Большой интерес вызвали также доклады К. Яначека (Чехословакия) "Характеристика греческого скептицизма позднейшего периода", И. Хана (Венгрия) "Теория Аппиана о внутренней борьбе в римском обществе", Л. Вельскопф (ГДР) "Образцовое хозяйство Ксенофонта", В. Н. Ярхо "Понятие hybris в древнегреческой поэзии архаического периода" и др.
*
Серьезное внимание было уделено на конференции проблемам рабства и рабовладельческого способа производства. Подавляющее большинство выступлений, связанных с этой проблематикой, так или иначе касалось вопроса о многообразии форм рабства. Наиболее полно он был освещен в докладе И. Бежуньской-Маловист "Нетипичные формы рабства в античном обществе". Рабовладельческий характер общества определяется отнюдь не числом рабов, но их ролью в процессе производства. Когда в рабовладельческом обществе намечается расхождение между собственностью на средства производства и трудом самих рабов, то возникают новые и нетипичные формы этого труда. Эти формы были рассмотрены на материале эллинистического Египта и Афин.
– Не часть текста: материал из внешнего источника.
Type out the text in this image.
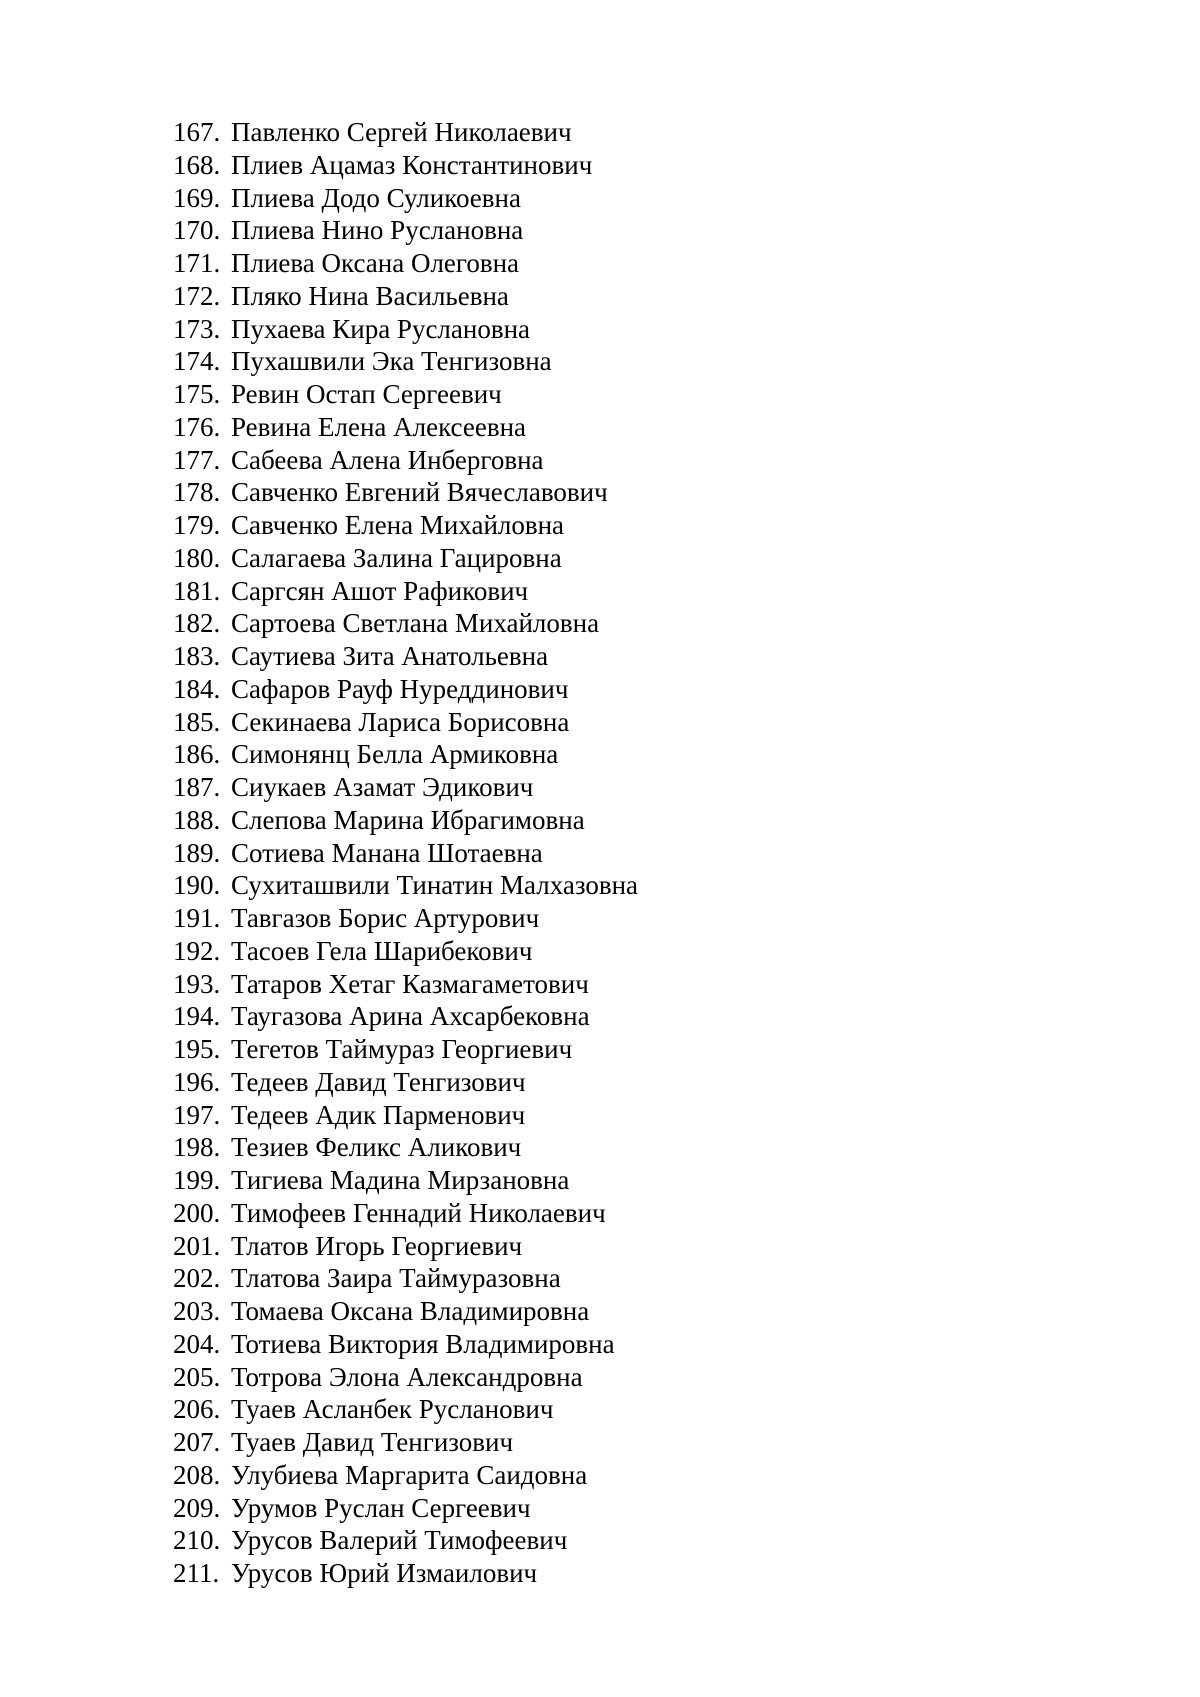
167. Павленко Сергей Николаевич
168. Плиев Ацамаз Константинович
169. Плиева Додо Суликоевна
170. Плиева Нино Руслановна
171. Плиева Оксана Олеговна
172. Пляко Нина Васильевна
173. Пухаева Кира Руслановна
174. Пухашвили Эка Тенгизовна
175. Ревин Остап Сергеевич
176. Ревина Елена Алексеевна
177. Сабеева Алена Инберговна
178. Савченко Евгений Вячеславович
179. Савченко Елена Михайловна
180. Салагаева Залина Гацировна
181. Саргсян Ашот Рафикович
182. Сартоева Светлана Михайловна
183. Саутиева Зита Анатольевна
184. Сафаров Рауф Нуреддинович
185. Секинаева Лариса Борисовна
186. Симонянц Белла Армиковна
187. Сиукаев Азамат Эдикович
188. Слепова Марина Ибрагимовна
189. Сотиева Манана Шотаевна
190. Сухиташвили Тинатин Малхазовна
191. Тавгазов Борис Артурович
192. Тасоев Гела Шарибекович
193. Татаров Хетаг Казмагаметович
194. Таугазова Арина Ахсарбековна
195. Тегетов Таймураз Георгиевич
196. Тедеев Давид Тенгизович
197. Тедеев Адик Парменович
198. Тезиев Феликс Аликович
199. Тигиева Мадина Мирзановна
200. Тимофеев Геннадий Николаевич
201. Тлатов Игорь Георгиевич
202. Тлатова Заира Таймуразовна
203. Томаева Оксана Владимировна
204. Тотиева Виктория Владимировна
205. Тотрова Элона Александровна
206. Туаев Асланбек Русланович
207. Туаев Давид Тенгизович
208. Улубиева Маргарита Саидовна
209. Урумов Руслан Сергеевич
210. Урусов Валерий Тимофеевич
211. Урусов Юрий Измаилович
Чрезвычайно интересный доклад Е. М. Штаерман "Клиенты, колоны, рабы" был основан на анализе различных форм труда и эксплуатации как в республиканском, так и в императорском Риме. Е. М. Штаерман показала, что распространенная теория, согласно которой развитие рабства неразрывно связано с крупными латифундиями-плантациями, не подтверждается фактами и нуждается в серьезном пересмотре. Она считает, что "в земледелии укрепление рабовладельческого способа производства было связано с умножением не латифундий-плантаций, а ростом числа мелких и средних вилл". В последний век Республики крупное сенатское землевладение тормозило распространение в Италии более прогрессивного в тех условиях рабовладельческого хозяйства, которое получило полный простор для своего развития только в эпоху ранней империи. "Однако, - говорит Е. М. Штаерман, - вскоре начинается новый процесс концентрации земли за счет сосредоточения в одних руках не только крестьянских участков, но и рабовладельческих вилл. Но и тогда существование крупных рабовладельческих латифундий оказывается недолговечным. Здесь быстрее всего развивается колонат, по своему генезису и значению отличный от колоната республиканского".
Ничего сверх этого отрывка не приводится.